Bungarampai ini berisi tulisan-tulisan, baik yang sudah diterbitkan dalam bentuk buku, mau pun yang belum atau tidak dibukukan.

23 Oktober 2009

CATATAN FILSAFAT

Suar Suroso:


DIALEKTIKA
SENJATA MELAWAN PEMBODOHAN



I. BERLARUT-LARUTNYA PEMBODOHAN

Indonesia dilanda pembodohan. Ada penguasa melakukan pembakaran buku sejarah. Ada yang mau memeriksa keperawanan 3500 gadis. Ada fatwa bahwa dangdutan itu haram. Para tenaga kerja wanita yang bekerja di luarnegeri, banyak diperlakukan sebagai budak belian. Bahkan ada yang berangkat sehat, pulangnya mayat. Sesudah jadi mayat, ada yang tak bisa segera diantar pulang kampung. Ada yang terjun dari jendela lantai 15, tergelantung di angkasa untuk melarikan diri, karena tak tahan siksaan majikan. Sungguh satu pembodohan, para tekawe yang diperlakukan sebagai budak belian, bekerja penuh penderitaan ini dipuja oleh sementara kalangan sebagai pahlawan devisa. Poligami dinyatakan demi kepentingan wanita. Selama orba kuasa, sering diuarkan, bahwa Indonesia akan lepas landas tahun 2000. Pancasila dinyatakan bukan lah hasil galian Bung Karno; dengan Nasakom Bung Karno dituduh menyelewengkan Pancasila; Bung Karno dituduh terlibat G30S; PKI dikutuk sebagai dalang G30S. Sebentar-sebentar dikobarkan histeria bahaya komunis. Peristiwa Madiun dinyatakan sebagai pemberontakan PKI. Walaupun pada masa kepresidenannya, Gus Dur dan Megawati sudah berjasa dalam usaha melenyapkan diskriminasi, warganegara etnis Tionghoa yang hidup turun temurun berbagai generasi, yang tokoh-tokohnya banyak berjasa dalam perjuangan merebut dan membela kemerdekaan Indonesia, masih hidup dalam sasaran penindasan diskriminasi, tak aman dari ancaman penindasan rasialis, artinya tidak terjamin sebagai warganegara Indonesia seutuhnya. Adalah kebohongan menyatakan bahwa warganegara etnis Tionghoa sudah tidak didiskriminasikan lagi. Dalam praktek di lapangan, sampai sekarang ini masih dianaktirikan, seperti dalam pelayanan birokrasi, termasuk untuk masuk dalam birokrasi. Akhir-akhir ini ada pula yang menguar-uarkan: Pram membakar buku. Sejarahwan terkemuka Asvi Warman Adam menemukan, bahwa terjemahan Indonesia buku biografi Bung Karno karya Cindy Adams yang diterbitkan dengan kata pengantar dari Soeharto, telah dikebiri dengan menambah alinea yang berisikan kebohongan tentang Bung Karno tidak suka pada Bung Hatta. Dan banyak tersiar kebohongan lainnya. Inilah hasil pembodohan di zaman orba. Pembodohan terjadi dan bersimaharajalela, karena rakyat tidak dipersenjatai dengan cara berfikir yang ilmiah, tapi dicekoki dengan pembudakan serba-harus-percaya. Rakyat tidak dididik untuk terbiasa berfikir berdasarkan cari kebenaran dari kenyataan.

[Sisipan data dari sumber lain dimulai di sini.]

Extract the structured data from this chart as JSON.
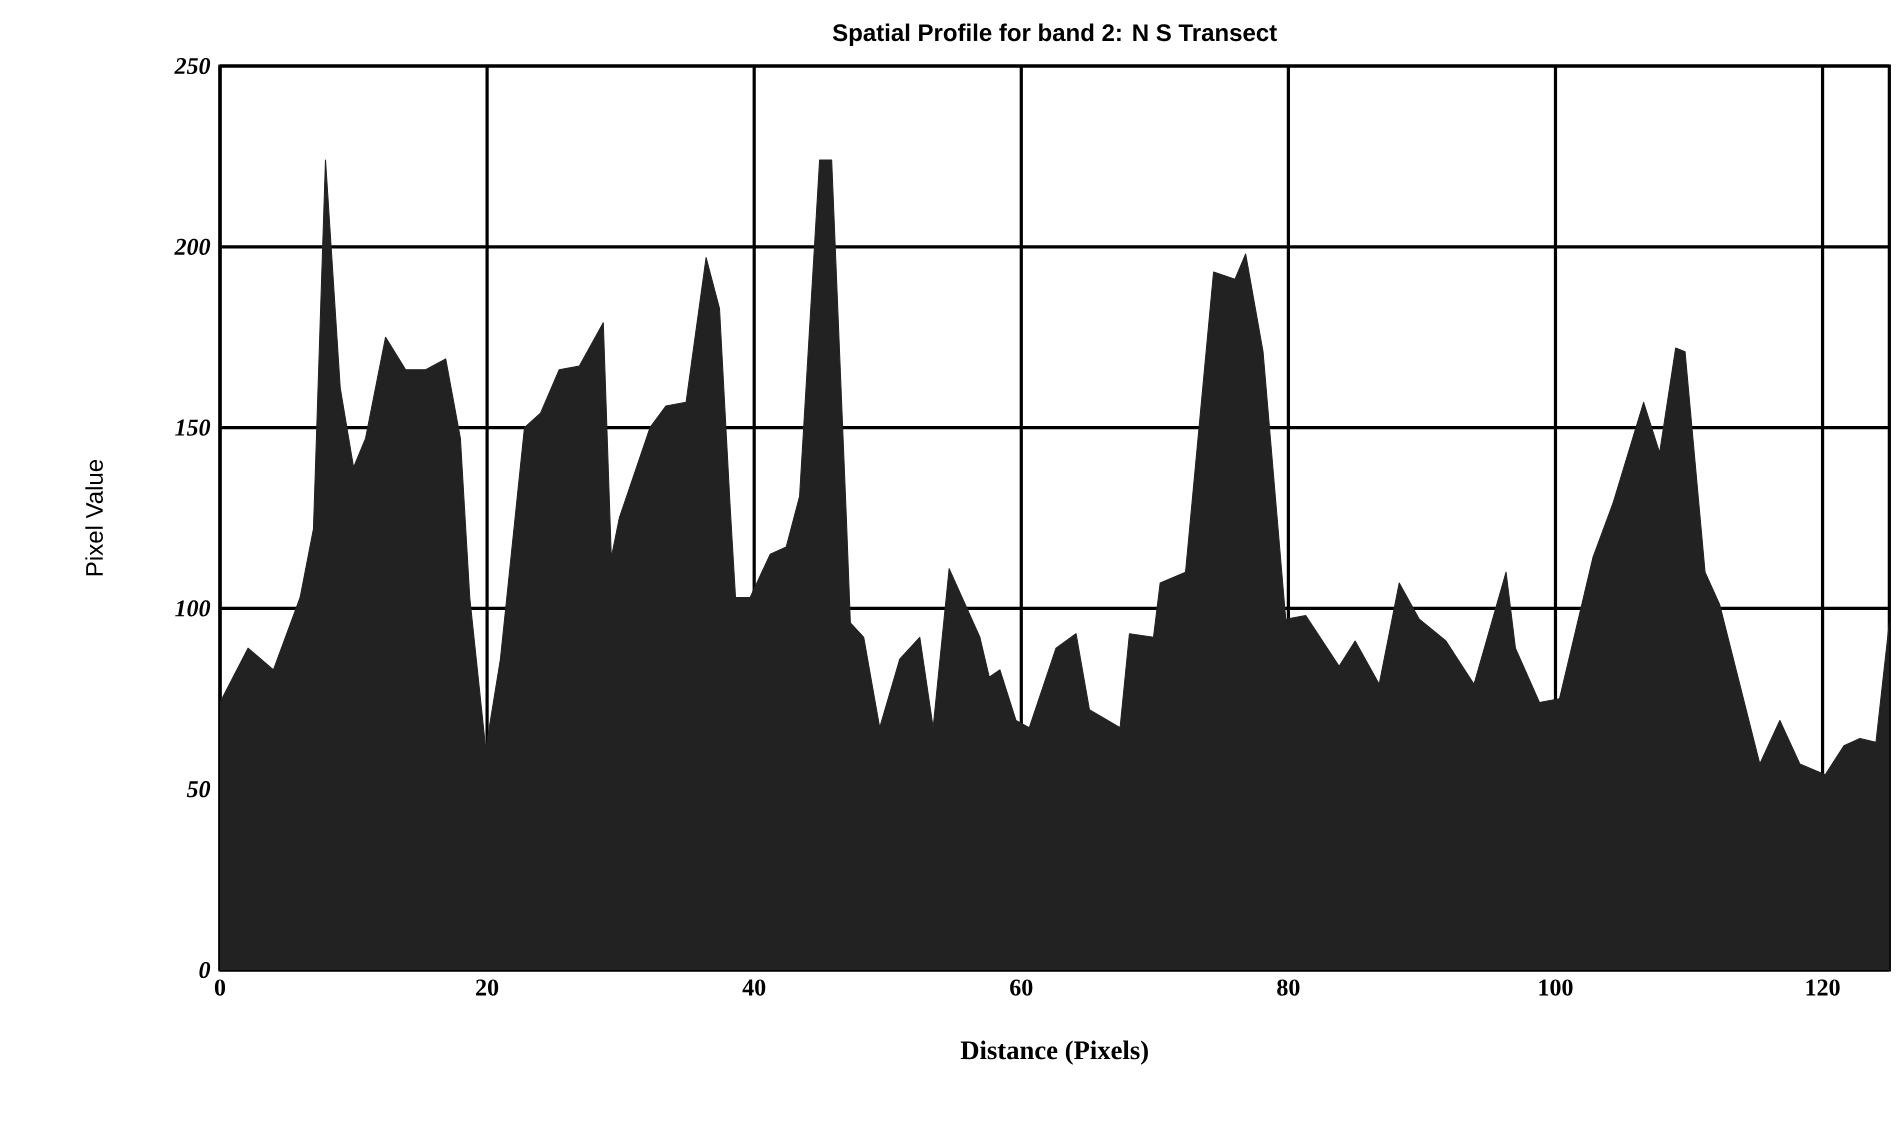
{
  "chart_data": {
    "type": "area",
    "title": "Spatial Profile for band 2: N S Transect",
    "xlabel": "Distance (Pixels)",
    "ylabel": "Pixel Value",
    "x": [
      0,
      2.1,
      4.0,
      6.0,
      7.0,
      7.9,
      9.0,
      10.0,
      10.9,
      12.4,
      13.9,
      15.4,
      16.9,
      18.0,
      18.7,
      19.9,
      21.0,
      22.8,
      24.0,
      25.4,
      26.9,
      28.7,
      29.3,
      29.9,
      32.2,
      33.4,
      34.9,
      36.4,
      37.4,
      38.2,
      38.6,
      39.7,
      41.2,
      42.4,
      43.4,
      44.9,
      45.8,
      46.9,
      47.2,
      48.2,
      49.4,
      50.9,
      52.4,
      53.4,
      54.6,
      56.9,
      57.6,
      58.4,
      59.6,
      60.6,
      62.6,
      64.1,
      65.1,
      67.4,
      68.1,
      69.9,
      70.4,
      72.3,
      74.4,
      76.0,
      76.8,
      78.1,
      79.8,
      81.3,
      83.8,
      85.0,
      86.8,
      88.3,
      89.8,
      91.8,
      93.9,
      96.3,
      97.0,
      98.8,
      100.3,
      102.8,
      104.3,
      106.6,
      107.8,
      109.0,
      109.7,
      111.2,
      112.3,
      115.3,
      116.8,
      118.3,
      120.2,
      121.6,
      122.8,
      124.0,
      125.0
    ],
    "values": [
      74,
      89,
      83,
      103,
      122,
      224,
      161,
      139,
      147,
      175,
      166,
      166,
      169,
      147,
      103,
      61,
      86,
      150,
      154,
      166,
      167,
      179,
      114,
      125,
      150,
      156,
      157,
      197,
      183,
      128,
      103,
      103,
      115,
      117,
      131,
      224,
      224,
      125,
      96,
      92,
      67,
      86,
      92,
      67,
      111,
      92,
      81,
      83,
      69,
      67,
      89,
      93,
      72,
      67,
      93,
      92,
      107,
      110,
      193,
      191,
      198,
      171,
      97,
      98,
      84,
      91,
      79,
      107,
      97,
      91,
      79,
      110,
      89,
      74,
      75,
      114,
      129,
      157,
      143,
      172,
      171,
      110,
      101,
      57,
      69,
      57,
      54,
      62,
      64,
      63,
      96
    ],
    "color": "#222222",
    "xlim": [
      0,
      125
    ],
    "ylim": [
      0,
      250
    ],
    "xticks": [
      0,
      20,
      40,
      60,
      80,
      100,
      120
    ],
    "yticks": [
      0,
      50,
      100,
      150,
      200,
      250
    ],
    "grid": true
  }
}
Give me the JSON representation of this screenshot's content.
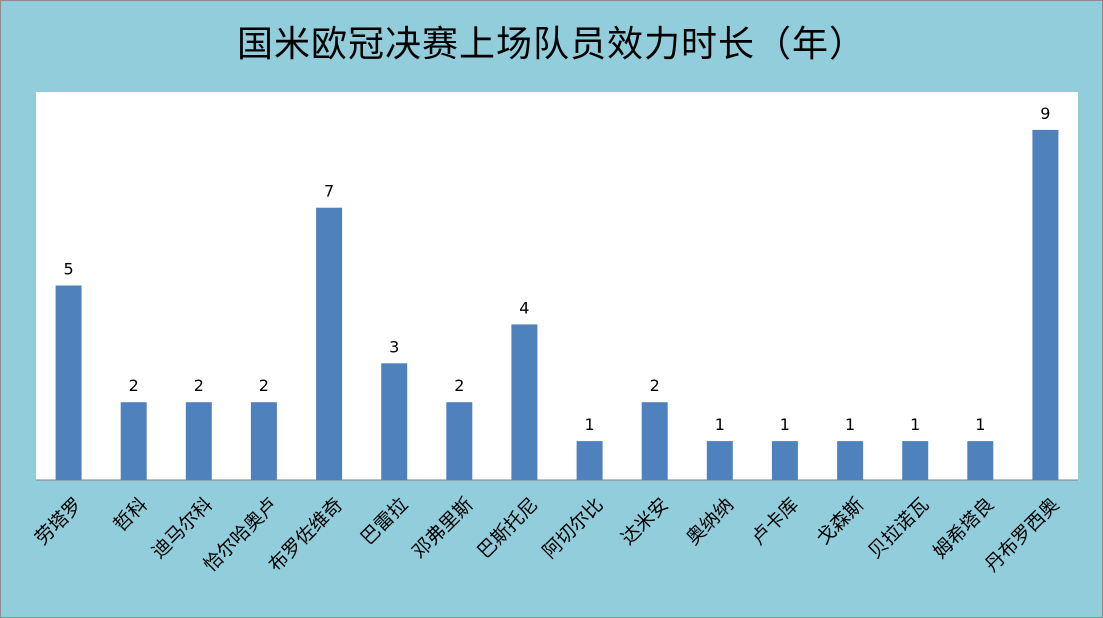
{
  "chart_data": {
    "type": "bar",
    "title": "国米欧冠决赛上场队员效力时长（年）",
    "categories": [
      "劳塔罗",
      "哲科",
      "迪马尔科",
      "恰尔哈奥卢",
      "布罗佐维奇",
      "巴雷拉",
      "邓弗里斯",
      "巴斯托尼",
      "阿切尔比",
      "达米安",
      "奥纳纳",
      "卢卡库",
      "戈森斯",
      "贝拉诺瓦",
      "姆希塔良",
      "丹布罗西奥"
    ],
    "values": [
      5,
      2,
      2,
      2,
      7,
      3,
      2,
      4,
      1,
      2,
      1,
      1,
      1,
      1,
      1,
      9
    ],
    "ylim": [
      0,
      10
    ],
    "grid": false,
    "legend": "none",
    "bar_color": "#4f81bd",
    "plot_background": "#ffffff",
    "chart_background": "#92cddc"
  }
}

Ada pembodohan liwat pembohongan kasar di siang bolong seperti kampanye tuduhan Gerwani melakukan tari harum bunga, menyanyikan Genjer-Genjer di Lubang buaya, orang-orang Gerwani mensilet kemaluan dan mencungkil mata para jenderal yang dibunuh oleh Gerakan 30 September. Ada pula pembohongan dengan menggunakan eklektisisme, metode ilmiah-gadungan, seperti yang dipraktekkan Prof. Noegroho Notosoesanto, yang menerangkan bahwa Pancasila bukan hasil galian Bung Karno. Eklektisisme bisa mempesona, karena metode ini dalam menjelaskan satu hal-ihwal menggunakan sederetan data, yang dijadikan alasan seperti masuk akal, tapi dengan kesimpulan yang bertolak belakang dengan kenyataan. Dengan cara beginilah, Prof. Noegroho Notosoesanto meyakinkan orang, bahwa Pancasila bukan hasil galian Bung Karno. Demikian pula halnya dengan tuduhan PKI adalah dalang G30S. Inilah pembodohan tingkat tinggi, kerja intelektuil terpelajar orba. Para intelektuil orba ini , secara internasional mendapat dukungan dari para sejarahwan gadungan seperti Antonie C.A.Dake, dengan karya-karyanya IN THE SPIRIT OF THE RED BANTENG dan SOEKARNO FILES …., dan John Hughes dengan bukunya: THE END OF SUKARNO, Arnold C. Brackman dengan karya-karyanya THE COMMUNIST COLLAPS IN INDONESIA dan INDONESIA COMMUNISM: A History, serta sejarahwan asing sebangsanya dalam mengebiri sejarah Indonesia, terutama dalam menghitamkan Bung Karno.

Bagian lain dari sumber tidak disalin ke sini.